My hon. Friend Kate Osborne rightly went through the shocking costs of some of the contracts. They are not shocking in terms of their costs; this money needed to be spent urgently, to save lives. However, there was potential waste behind those contracts. There are also concerns that public confidence has been eroded because of the way that the contracting was carried out.
It is important to have an inquiry, because there are clearly questions to be answered, and lessons need to be learned rapidly. To be honest, I am concerned about leaving all those questions to the public inquiry. The questions about the contracting that is happening now need to be answered now. So a rapid-fire inquiry, which would also be part of the public inquiry, would be the best response to the questions being asked.
This is so important. Today could have been the day that has been termed “freedom day”. Who knows? With a correct track and trace contract, properly administered so that we could have confidence in it, we might not have had to rely only on the vaccine roll-out, which is impressive.
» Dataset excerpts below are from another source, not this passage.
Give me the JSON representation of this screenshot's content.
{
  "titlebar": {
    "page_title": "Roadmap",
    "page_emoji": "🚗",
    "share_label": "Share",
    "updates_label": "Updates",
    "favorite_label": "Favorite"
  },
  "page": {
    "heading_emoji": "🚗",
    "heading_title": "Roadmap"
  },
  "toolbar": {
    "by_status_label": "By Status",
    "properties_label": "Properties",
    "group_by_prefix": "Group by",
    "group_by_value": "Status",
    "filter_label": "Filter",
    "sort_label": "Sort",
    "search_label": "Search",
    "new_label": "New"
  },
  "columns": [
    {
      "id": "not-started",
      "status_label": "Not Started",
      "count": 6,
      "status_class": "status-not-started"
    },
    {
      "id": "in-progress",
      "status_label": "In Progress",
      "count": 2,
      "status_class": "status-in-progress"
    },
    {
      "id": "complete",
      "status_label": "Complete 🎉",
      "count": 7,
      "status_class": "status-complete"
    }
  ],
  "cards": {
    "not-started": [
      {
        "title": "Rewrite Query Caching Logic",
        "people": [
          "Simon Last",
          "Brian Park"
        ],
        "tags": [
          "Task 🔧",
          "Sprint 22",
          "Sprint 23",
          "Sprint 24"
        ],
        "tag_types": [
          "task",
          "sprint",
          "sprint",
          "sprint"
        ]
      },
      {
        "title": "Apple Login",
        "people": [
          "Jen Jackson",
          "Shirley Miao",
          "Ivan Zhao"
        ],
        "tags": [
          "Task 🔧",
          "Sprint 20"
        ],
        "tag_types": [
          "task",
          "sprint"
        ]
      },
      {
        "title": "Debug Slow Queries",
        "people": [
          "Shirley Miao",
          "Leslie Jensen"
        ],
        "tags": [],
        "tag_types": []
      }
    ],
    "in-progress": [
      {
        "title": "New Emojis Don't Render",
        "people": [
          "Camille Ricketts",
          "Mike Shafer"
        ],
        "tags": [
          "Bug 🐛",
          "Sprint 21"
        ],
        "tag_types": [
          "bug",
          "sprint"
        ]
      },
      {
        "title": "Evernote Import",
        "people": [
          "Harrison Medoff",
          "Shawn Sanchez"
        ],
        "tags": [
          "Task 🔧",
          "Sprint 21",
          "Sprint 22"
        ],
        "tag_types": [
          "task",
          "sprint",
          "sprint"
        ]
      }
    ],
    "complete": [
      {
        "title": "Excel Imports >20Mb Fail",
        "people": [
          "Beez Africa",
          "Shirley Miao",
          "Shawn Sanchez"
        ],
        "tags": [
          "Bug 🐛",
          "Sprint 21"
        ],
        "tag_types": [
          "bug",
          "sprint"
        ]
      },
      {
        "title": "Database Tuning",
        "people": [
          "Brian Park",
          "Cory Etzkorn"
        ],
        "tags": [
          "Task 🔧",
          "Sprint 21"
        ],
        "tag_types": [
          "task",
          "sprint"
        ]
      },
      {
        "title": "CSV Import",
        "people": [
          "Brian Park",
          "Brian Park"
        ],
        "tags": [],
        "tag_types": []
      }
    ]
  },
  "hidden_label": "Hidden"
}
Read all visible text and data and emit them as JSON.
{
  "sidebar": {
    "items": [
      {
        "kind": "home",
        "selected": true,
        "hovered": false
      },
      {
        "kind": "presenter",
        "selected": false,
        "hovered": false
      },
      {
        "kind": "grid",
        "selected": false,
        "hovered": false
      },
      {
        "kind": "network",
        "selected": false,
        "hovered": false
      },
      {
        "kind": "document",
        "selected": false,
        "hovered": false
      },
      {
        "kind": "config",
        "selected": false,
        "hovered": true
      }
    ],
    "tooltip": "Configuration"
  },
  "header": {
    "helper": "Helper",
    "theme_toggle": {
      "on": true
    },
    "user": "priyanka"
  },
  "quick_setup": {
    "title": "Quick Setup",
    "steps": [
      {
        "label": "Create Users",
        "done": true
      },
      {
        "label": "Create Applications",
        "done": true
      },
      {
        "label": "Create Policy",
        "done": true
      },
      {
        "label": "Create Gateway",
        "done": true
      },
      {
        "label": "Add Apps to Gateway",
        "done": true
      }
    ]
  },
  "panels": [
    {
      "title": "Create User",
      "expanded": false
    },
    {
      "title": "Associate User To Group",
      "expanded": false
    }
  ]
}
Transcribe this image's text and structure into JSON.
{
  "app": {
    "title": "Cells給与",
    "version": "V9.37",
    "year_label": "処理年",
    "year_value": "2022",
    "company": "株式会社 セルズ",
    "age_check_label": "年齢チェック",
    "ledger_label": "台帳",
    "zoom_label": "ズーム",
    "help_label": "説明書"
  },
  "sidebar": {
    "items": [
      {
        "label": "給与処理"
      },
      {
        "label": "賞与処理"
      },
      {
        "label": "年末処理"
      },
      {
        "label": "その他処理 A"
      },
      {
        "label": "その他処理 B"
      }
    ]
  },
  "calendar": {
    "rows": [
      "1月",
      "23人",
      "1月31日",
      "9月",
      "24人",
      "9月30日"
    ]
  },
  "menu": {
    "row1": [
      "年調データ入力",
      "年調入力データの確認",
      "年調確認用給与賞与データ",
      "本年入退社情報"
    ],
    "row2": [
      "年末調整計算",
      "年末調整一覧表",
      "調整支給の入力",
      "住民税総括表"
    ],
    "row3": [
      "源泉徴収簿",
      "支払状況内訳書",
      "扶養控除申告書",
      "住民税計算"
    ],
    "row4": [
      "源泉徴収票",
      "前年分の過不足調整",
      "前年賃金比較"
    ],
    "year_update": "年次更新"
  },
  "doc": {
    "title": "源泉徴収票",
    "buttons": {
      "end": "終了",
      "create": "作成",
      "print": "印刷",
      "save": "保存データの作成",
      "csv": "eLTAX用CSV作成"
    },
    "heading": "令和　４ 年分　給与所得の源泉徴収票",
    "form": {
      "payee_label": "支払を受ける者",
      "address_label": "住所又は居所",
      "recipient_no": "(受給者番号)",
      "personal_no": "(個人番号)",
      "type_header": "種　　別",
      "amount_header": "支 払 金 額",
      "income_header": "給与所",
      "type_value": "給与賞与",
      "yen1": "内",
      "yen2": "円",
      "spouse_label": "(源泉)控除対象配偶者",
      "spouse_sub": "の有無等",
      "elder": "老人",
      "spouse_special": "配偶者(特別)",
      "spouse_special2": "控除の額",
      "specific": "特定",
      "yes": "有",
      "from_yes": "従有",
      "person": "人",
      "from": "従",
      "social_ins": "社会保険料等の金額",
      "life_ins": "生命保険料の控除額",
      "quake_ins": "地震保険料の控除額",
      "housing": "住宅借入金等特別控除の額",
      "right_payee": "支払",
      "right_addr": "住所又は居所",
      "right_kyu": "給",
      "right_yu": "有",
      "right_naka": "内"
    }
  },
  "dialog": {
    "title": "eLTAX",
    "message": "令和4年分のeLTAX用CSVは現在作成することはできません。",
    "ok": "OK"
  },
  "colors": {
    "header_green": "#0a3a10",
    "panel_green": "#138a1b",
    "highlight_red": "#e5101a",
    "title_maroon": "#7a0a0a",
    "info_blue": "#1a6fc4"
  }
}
Good test and trace could even have enabled us to have completed the opening-up today. That is how important this issue is.
The Government’s reply to the petition referred to the Boardman review, but that is not an independent and unbiased review, and just adds to the lack of transparency. It looks more and more as if the Conservatives are set on glossing over the cronyism in their ranks so that they can carry on as if nothing has happened. The Government have promised a covid inquiry “at the appropriate time”, but the appropriate time to look into these contracts is now. The next pandemic could arrive tomorrow: it is an ever-present threat, and the next one could be bigger and more deadly than covid. The Government cannot kick this inquiry down the road, because a moment of crisis is when our contracting should be better than normal, with higher standards than normal and more reliable than normal, not with more questions and more concerning, “given out to my mates” contracting.
The questions that I, many colleagues here and the public need answers to today are these. How did the urgent scramble to procure resources we needed to get us through the pandemic descend into corruption, waste, cronyism and secrecy? Why is this emergency contracting still going on? What has changed? Is anything better? It did not have to be this way; it should not have to be this way; and it cannot be this way when the next pandemic hits.
In the past 12 months, the Government have ordered £280 million of masks that did not meet the required standards. They have spent over £100 million on gowns without carrying out technical checks, and they could not be used. These were purchased by PestFix, a company that specialises in pest control products and that, by the Government’s own admission, was dormant in 2018 before being referred by the VIP channel. As the Good Law Project uncovered last month, officials at the Department of Health and Social Care were aware that PestFix’s agent may have been bribing officials in China. Most concerning of all, the Government have awarded almost £2 billion in covid contracts to friends and donors of the Conservative party.
Adam Holloway raised those points, and he said that there is nothing to see here, but I think he made a good argument for an inquiry.